Per chi non se ne fosse accorto, stiamo
vivendo in una seconda era dei Lumi. Lumi ancor più fulgenti di quelli del
'700, che in confronto all'aurora avveniristica che ci rischiara erano pallidi
e peritosi.
Mi riferisco al morale riscatto dalle
tenebre, nelle quali il mondo è stato avvolto fin qui, riguardo alla parità dei
diritti dovuta agli umani aventi qualsivoglia inclinazione e costume sessuale.
In nome della sacrosanta uguaglianza è finalmente vietato discriminare definendo
abusivi e anormali gli usi del sesso già definiti contro natura. Per logica conseguenza,
le norme giuridiche devono regolare le unioni tra due maschi o due femmine come
avviene per le unioni di uomo e donna.
Volendo avere un'idea dell'ignoranza e
dell'iniquità che afflissero personaggi famosi e popoli nel corso della Storia,
e del sorgere alla luce di questa evoluta civiltà, risaliamo al tempo
apostolico e alla redazione della Sacra Scrittura, altrimenti detta fonte della
Rivelazione.
San Paolo, l'Apostolo delle genti, visto
nella splendente ottica dei legislatori e giudici onusiani e dell'UE, appare
come un povero esaltato, affetto da accanimento inconsulto verso gli
omosessuali praticanti.

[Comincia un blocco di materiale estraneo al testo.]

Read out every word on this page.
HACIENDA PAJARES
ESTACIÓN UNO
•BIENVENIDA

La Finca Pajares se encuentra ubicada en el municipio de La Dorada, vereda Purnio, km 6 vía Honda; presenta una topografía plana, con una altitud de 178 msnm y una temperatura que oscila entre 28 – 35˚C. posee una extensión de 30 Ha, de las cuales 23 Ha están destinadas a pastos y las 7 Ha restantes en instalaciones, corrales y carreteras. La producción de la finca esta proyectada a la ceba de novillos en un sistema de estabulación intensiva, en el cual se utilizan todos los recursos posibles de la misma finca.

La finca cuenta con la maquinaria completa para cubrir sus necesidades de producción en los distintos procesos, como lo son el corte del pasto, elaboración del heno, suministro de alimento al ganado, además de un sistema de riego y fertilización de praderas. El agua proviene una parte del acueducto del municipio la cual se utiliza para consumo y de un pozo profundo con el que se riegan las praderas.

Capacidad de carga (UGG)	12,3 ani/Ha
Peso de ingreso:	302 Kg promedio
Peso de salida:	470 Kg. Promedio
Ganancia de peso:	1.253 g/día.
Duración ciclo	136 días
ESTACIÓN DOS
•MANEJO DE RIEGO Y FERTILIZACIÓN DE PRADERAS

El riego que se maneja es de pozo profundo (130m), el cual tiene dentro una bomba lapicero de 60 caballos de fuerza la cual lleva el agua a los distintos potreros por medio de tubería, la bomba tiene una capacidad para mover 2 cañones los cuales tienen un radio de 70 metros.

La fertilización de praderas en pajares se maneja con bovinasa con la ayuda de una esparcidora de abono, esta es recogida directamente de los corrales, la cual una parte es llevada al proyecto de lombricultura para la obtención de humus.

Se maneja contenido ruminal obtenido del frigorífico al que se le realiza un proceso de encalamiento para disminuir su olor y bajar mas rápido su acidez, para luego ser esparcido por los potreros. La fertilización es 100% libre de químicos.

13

Egli arrivò a dirli abbandonati da Dio ai loro
"reprobi sensi", quindi sulla via dell'inferno. E si spinse a
sentenziare:
"Le loro femmine hanno cambiato i
rapporti naturali in quelli contro natura. Similmente anche i maschi, lasciando
il rapporto naturale con la femmina, si sono accesi di desiderio gli uni per
gli altri, commettendo atti ignominiosi maschi con maschi, ricevendo così in se
stessi la retribuzione dovuta al loro traviamento. E poiché non ritennero di
dover conoscere Dio adeguatamente, Dio li ha abbandonati alla loro intelligenza
depravata ed essi hanno commesso azioni indegne [...] E, pur conoscendo il
giudizio di Dio, che cioè gli autori di tali cose meritano la morte, non solo
le commettono, ma anche approvano chi le fa" (Rom. 26-32).
Forse San Paolo subì l'influsso del Genesi
19, ove si narra dei sodomiti che vorrebbero abusare degli inviati del Signore,
e la stessa interpretazione assimilò John Huston che, storditamente,
rappresentò l'episodio di Lot salvato dagli angeli, da essi condotto fuori d'una
città dedita ai vizi sessuali.
Lungo il seguito dei Padri, dei Dottori, dei
Santi e dei legislatori cristiani che, nella loro pedissequa conformità alla
dottrina convenuta e nel loro esagerato attaccamento alla ragione, condannarono
le pratiche sodomitiche, la Chiesa si adeguò a tale andazzo.
Non solo negli stati cattolici, sino a
qualche decennio or sono, furono in vigore le leggi retrograde che
discriminarono gli omosessuali, ma nella liberale Inghilterra personaggi del
calibro di Oscar Wilde vennero perseguiti per delitti contro il buon costume
sessuale, e negli USA, patria dell'egualitarismo, codici stantii e puritani, così
come bollavano l'aborto, commettevano ingiustizia verso gli amori considerati
anomali, se non animaleschi e di esseri viziosi e indemoniati.
Quanta predicazione, quanta filosofia (San
Tommaso), quanti Beati aborrenti il peccato che avrebbe gridato vendetta al
cospetto di Dio, quante sentenze e pene oscurarono i millenni, con spreco di
insegnamenti, di filosofia e olocausto di vittime ignare!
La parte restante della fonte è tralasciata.